Shor also explained why non-white voters might continue to vote ideologically. College-educated Americans tend to be rigidly ideological and further to the left:
College-educated voters are way less likely to identify as moderate. So as Democrats have traded non-college-educated voters for college-educated ones, white liberals’ share of voice and clout in the Democratic Party has gone up. And since white voters are sorting on ideology more than nonwhite voters, we’ve ended up in a situation where white liberals are more left wing than Black and Hispanic Democrats on pretty much every issue: taxes, health care, policing, and even on racial issues or various measures of “racial resentment.” So as white liberals increasingly define the party’s image and messaging, that’s going to turn off nonwhite conservative Democrats and push them against us.
He seems to indicate that the ideological disconnect is a structural issue within the party now. Democrats have relied on 90% of the black vote and 70% of the Hispanic vote to win elections. If they continue to elevate issues non-white voters reject, those margins will collapse. The Biden administration’s policies in the first 45 days indeed indicate they are pandering to those on the ideological far left.
How many minority parents will be thrilled to hear that a bunch of college-educated do-gooders think their children shouldn’t be encouraged to get the correct answers in math? Or think restorative justice programs that make all schools less safe are a fantastic idea? Will the vast majority of minorities feel safer or more able to prosper when gasoline is $5 a gallon, and their energy prices soar?

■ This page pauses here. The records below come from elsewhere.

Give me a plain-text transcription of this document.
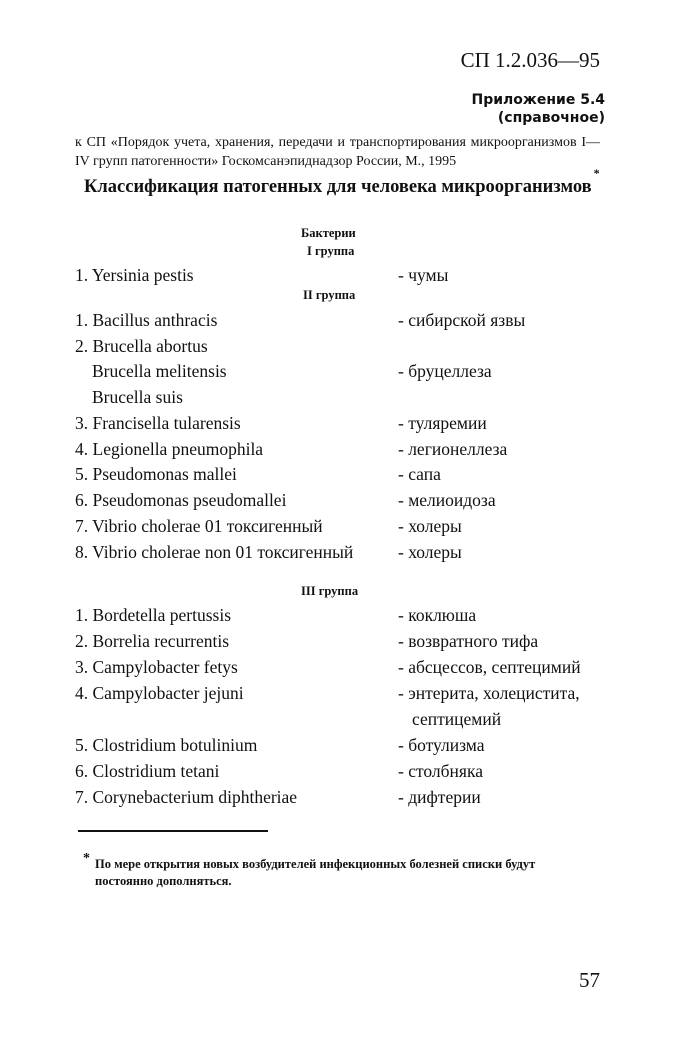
СП 1.2.036—95
Приложение 5.4
(справочное)
к СП «Порядок учета, хранения, передачи и транспортирования микроорганизмов I—IV групп патогенности» Госкомсанэпиднадзор России, М., 1995
Классификация патогенных для человека микроорганизмов*
Бактерии
I группа
1. Yersinia pestis	- чумы
II группа
1. Bacillus anthracis	- сибирской язвы
2. Brucella abortus
Brucella melitensis	- бруцеллеза
Brucella suis
3. Francisella tularensis	- туляремии
4. Legionella pneumophila	- легионеллеза
5. Pseudomonas mallei	- сапа
6. Pseudomonas pseudomallei	- мелиоидоза
7. Vibrio cholerae 01 токсигенный	- холеры
8. Vibrio cholerae non 01 токсигенный	- холеры
III группа
1. Bordetella pertussis	- коклюша
2. Borrelia recurrentis	- возвратного тифа
3. Campylobacter fetys	- абсцессов, септецимий
4. Campylobacter jejuni	- энтерита, холецистита,
септицемий
5. Clostridium botulinium	- ботулизма
6. Clostridium tetani	- столбняка
7. Corynebacterium diphtheriae	- дифтерии
* По мере открытия новых возбудителей инфекционных болезней списки будут постоянно дополняться.
57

Republicans need to figure out how to talk about ideological issues effectively and highlight the policies the Democrats implement once elected. Shor’s comments are instructive. He points out that the Democrats project views about immigration on Hispanic voters that they do not hold. To compensate for that, he recommends:
Now, how we should campaign and what we should do once in office are different questions. Our immigration system is a humanitarian crisis, and we should do something about that. But the point of public communication should be to win votes. And the way that you do that is to not trigger ideological polarization.
Donald Trump triggered ideological polarization and ran headlong into cultural issues. Even out of office, he hit the issue of trans athletes in girls’ sports in his CPAC speech. Today he put out a statement on the Biden administration’s lax border policies. His voters did not always love the way he fought but appreciated that he did. To grow the base, we need candidates who will not hesitate to speak clearly and authentically on these and other issues to trigger ideological polarization deliberately. That is the last thing Democrats want, according to Shor:
Ideological polarization is a dead end. If we divide the electorate on self-described ideology, we [Democrats] lose — both because there are more conservatives than liberals and because conservatives are structurally overrepresented in the House, Senate, and Electoral College.
America is not on the verge of a race war. We are on the brink of a class war in the midst of an ideological war. Republicans at every level who can fight on that battlefield pointing out what Democrats have done and will do with power stand the best chance to win.